As governments worldwide scramble to craft workable frameworks for artificial intelligence, a growing number of policy scholars are pointing to an unlikely teacher: the decades-long struggle to regulate energy markets and combat climate change. The parallel, they argue, is far more instructive than it might first appear.
Energy governance did not emerge overnight. It took decades of industrial expansion, environmental damage, geopolitical shocks, and contested science before policymakers developed the treaty structures, regulatory agencies, and market mechanisms we now take for granted. AI, these analysts suggest, is traveling a strikingly similar road — only at a far more compressed speed.
Among the transferable lessons is the recognition that voluntary industry commitments, while useful for building early consensus, rarely hold under competitive pressure without binding enforcement mechanisms behind them. The history of carbon pledges offers a sobering reminder of how quickly self-regulation erodes when market incentives point the other way.
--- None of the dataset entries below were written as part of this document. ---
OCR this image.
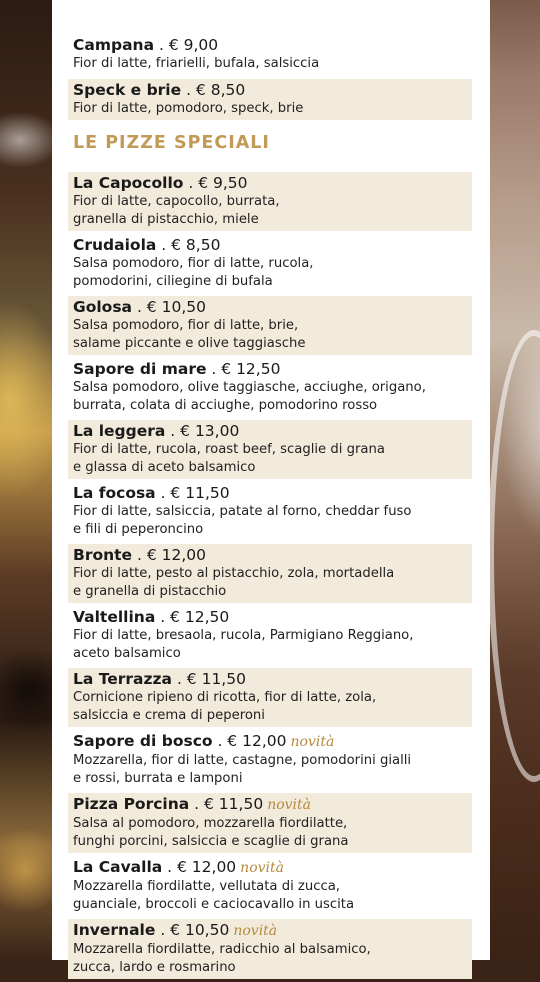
Campana . € 9,00
Fior di latte, friarielli, bufala, salsiccia
Speck e brie . € 8,50
Fior di latte, pomodoro, speck, brie
LE PIZZE SPECIALI
La Capocollo . € 9,50
Fior di latte, capocollo, burrata,
granella di pistacchio, miele
Crudaiola . € 8,50
Salsa pomodoro, fior di latte, rucola,
pomodorini, ciliegine di bufala
Golosa . € 10,50
Salsa pomodoro, fior di latte, brie,
salame piccante e olive taggiasche
Sapore di mare . € 12,50
Salsa pomodoro, olive taggiasche, acciughe, origano,
burrata, colata di acciughe, pomodorino rosso
La leggera . € 13,00
Fior di latte, rucola, roast beef, scaglie di grana
e glassa di aceto balsamico
La focosa . € 11,50
Fior di latte, salsiccia, patate al forno, cheddar fuso
e fili di peperoncino
Bronte . € 12,00
Fior di latte, pesto al pistacchio, zola, mortadella
e granella di pistacchio
Valtellina . € 12,50
Fior di latte, bresaola, rucola, Parmigiano Reggiano,
aceto balsamico
La Terrazza . € 11,50
Cornicione ripieno di ricotta, fior di latte, zola,
salsiccia e crema di peperoni
Sapore di bosco . € 12,00 novità
Mozzarella, fior di latte, castagne, pomodorini gialli
e rossi, burrata e lamponi
Pizza Porcina . € 11,50 novità
Salsa al pomodoro, mozzarella fiordilatte,
funghi porcini, salsiccia e scaglie di grana
La Cavalla . € 12,00 novità
Mozzarella fiordilatte, vellutata di zucca,
guanciale, broccoli e caciocavallo in uscita
Invernale . € 10,50 novità
Mozzarella fiordilatte, radicchio al balsamico,
zucca, lardo e rosmarino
A second lesson concerns the danger of waiting for perfect scientific certainty before acting. Climate policy suffered enormously from decades of deliberate delay tactics. AI governance advocates warn that a similar pattern — demanding exhaustive proof of harm before intervention — could allow deeply embedded harms to become structurally entrenched before any corrective action is taken.
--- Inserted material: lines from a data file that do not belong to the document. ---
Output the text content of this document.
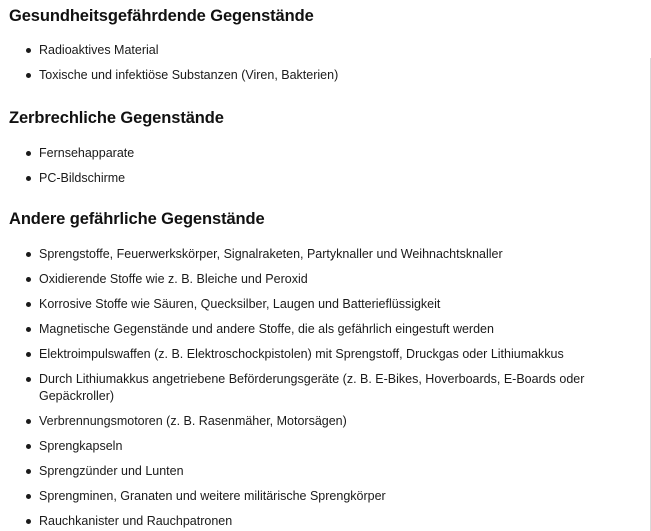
Gesundheitsgefährdende Gegenstände
Radioaktives Material
Toxische und infektiöse Substanzen (Viren, Bakterien)
Zerbrechliche Gegenstände
Fernsehapparate
PC-Bildschirme
Andere gefährliche Gegenstände
Sprengstoffe, Feuerwerkskörper, Signalraketen, Partyknaller und Weihnachtsknaller
Oxidierende Stoffe wie z. B. Bleiche und Peroxid
Korrosive Stoffe wie Säuren, Quecksilber, Laugen und Batterieflüssigkeit
Magnetische Gegenstände und andere Stoffe, die als gefährlich eingestuft werden
Elektroimpulswaffen (z. B. Elektroschockpistolen) mit Sprengstoff, Druckgas oder Lithiumakkus
Durch Lithiumakkus angetriebene Beförderungsgeräte (z. B. E-Bikes, Hoverboards, E-Boards oder Gepäckroller)
Verbrennungsmotoren (z. B. Rasenmäher, Motorsägen)
Sprengkapseln
Sprengzünder und Lunten
Sprengminen, Granaten und weitere militärische Sprengkörper
Rauchkanister und Rauchpatronen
Third, energy history underscores the value of building adaptive regulatory bodies capable of updating rules as technology evolves, rather than locking in rigid legislation that becomes obsolete before the ink dries. Fourth, and perhaps most critically, international coordination proved essential in energy and environmental domains; unilateral action created regulatory arbitrage that undermined even well-designed national frameworks.
For historians of technology, none of this is surprising. Every transformative technology — from railroads to nuclear power to the internet — has cycled through a period of regulatory vacuum followed by crisis-driven overcorrection. The question is whether AI governance can draw on accumulated institutional memory to shorten that painful arc.